Tonight's dinner....ought to be a dry crust and a glass of water........but is in fact:


Sausages of Cinta Senese,

Frozen Hazelnut Mousse

Sunday 23 December 2007

Recipe: Parmesan Crisps

This is one of those things where the process is so simple that it barely merits being called a recipe, and yet so delicious that the end result can stop you in your tracks. Perfect to be handed round with drinks - and the understated way in which you can do so, arousing no comment along the way, is the perfect preparation for the first bite, and the raised eyebrows as the taste buds register what's happening!

Makes approximately 40 Crisps (depending upon how finely you grate your parmesan)

Ingredients: 150 grammes of Parmesan


1. Grate the Parmesan finely. (The finest Microplane grater does a good job because it produces thin ribbons, not granules.)

2. Put a sheet of greaseproof paper (or a silpat sheet, if you have one) over the back of a baking tray (better to put it over the back than inside the tray, as it is easier subsequently to slide the Crisps off if you don't have to negotiate the rim of the tray at the same time).

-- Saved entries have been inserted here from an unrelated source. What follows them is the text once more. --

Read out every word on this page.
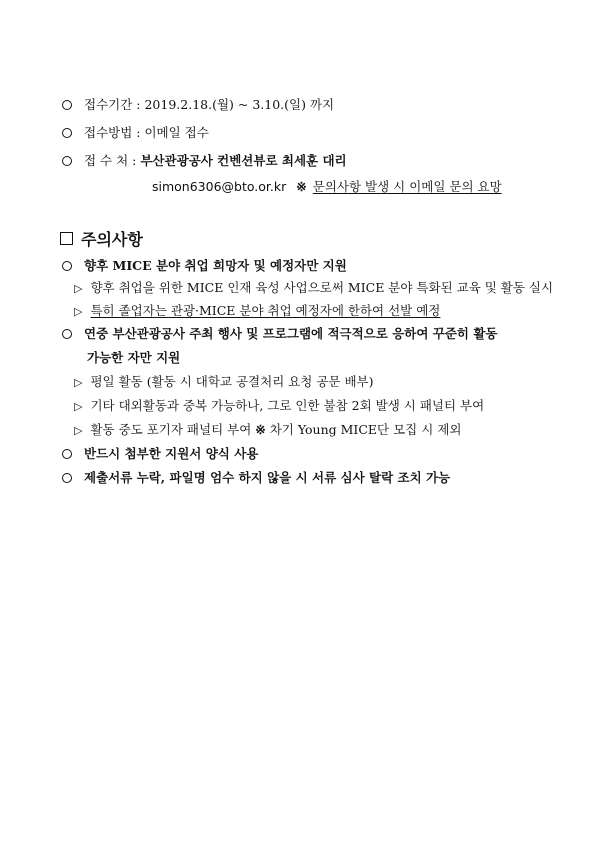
접수기간 : 2019.2.18.(월) ~ 3.10.(일) 까지
접수방법 : 이메일 접수
접 수 처 : 부산관광공사 컨벤션뷰로 최세훈 대리
simon6306@bto.or.kr ※ 문의사항 발생 시 이메일 문의 요망
주의사항
향후 MICE 분야 취업 희망자 및 예정자만 지원
▷ 향후 취업을 위한 MICE 인재 육성 사업으로써 MICE 분야 특화된 교육 및 활동 실시
▷ 특히 졸업자는 관광·MICE 분야 취업 예정자에 한하여 선발 예정
연중 부산관광공사 주최 행사 및 프로그램에 적극적으로 응하여 꾸준히 활동
가능한 자만 지원
▷ 평일 활동 (활동 시 대학교 공결처리 요청 공문 배부)
▷ 기타 대외활동과 중복 가능하나, 그로 인한 불참 2회 발생 시 패널티 부여
▷ 활동 중도 포기자 패널티 부여 ※ 차기 Young MICE단 모집 시 제외
반드시 첨부한 지원서 양식 사용
제출서류 누락, 파일명 엄수 하지 않을 시 서류 심사 탈락 조치 가능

3. Using a 2" circular pastry-cutter, place the cutter on top of the greaseproof paper and sprinkle a heaped teaspoon of cheese inside the cutter to make a complete disk; make sure the edge of the disk particularly is well covered. (Do NOT press the cheese down into place - it will melt and collapse delicately into itself as it bakes.)

4. Move the cutter along, and repeat the process. Continue until the greaseproof paper is covered in cheese disks. Leave a few millimetres between each disk - they don't spread in baking like biscuits do.

5. Bake at 175C for 8-10 minutes until golden brown. They start to brown when they stop bubbling, so watch them carefully. When golden brown transfer them to a wire rack to cool and crisp. Store in an air-tight container, and try not to eat too many before you have to serve them to your guests!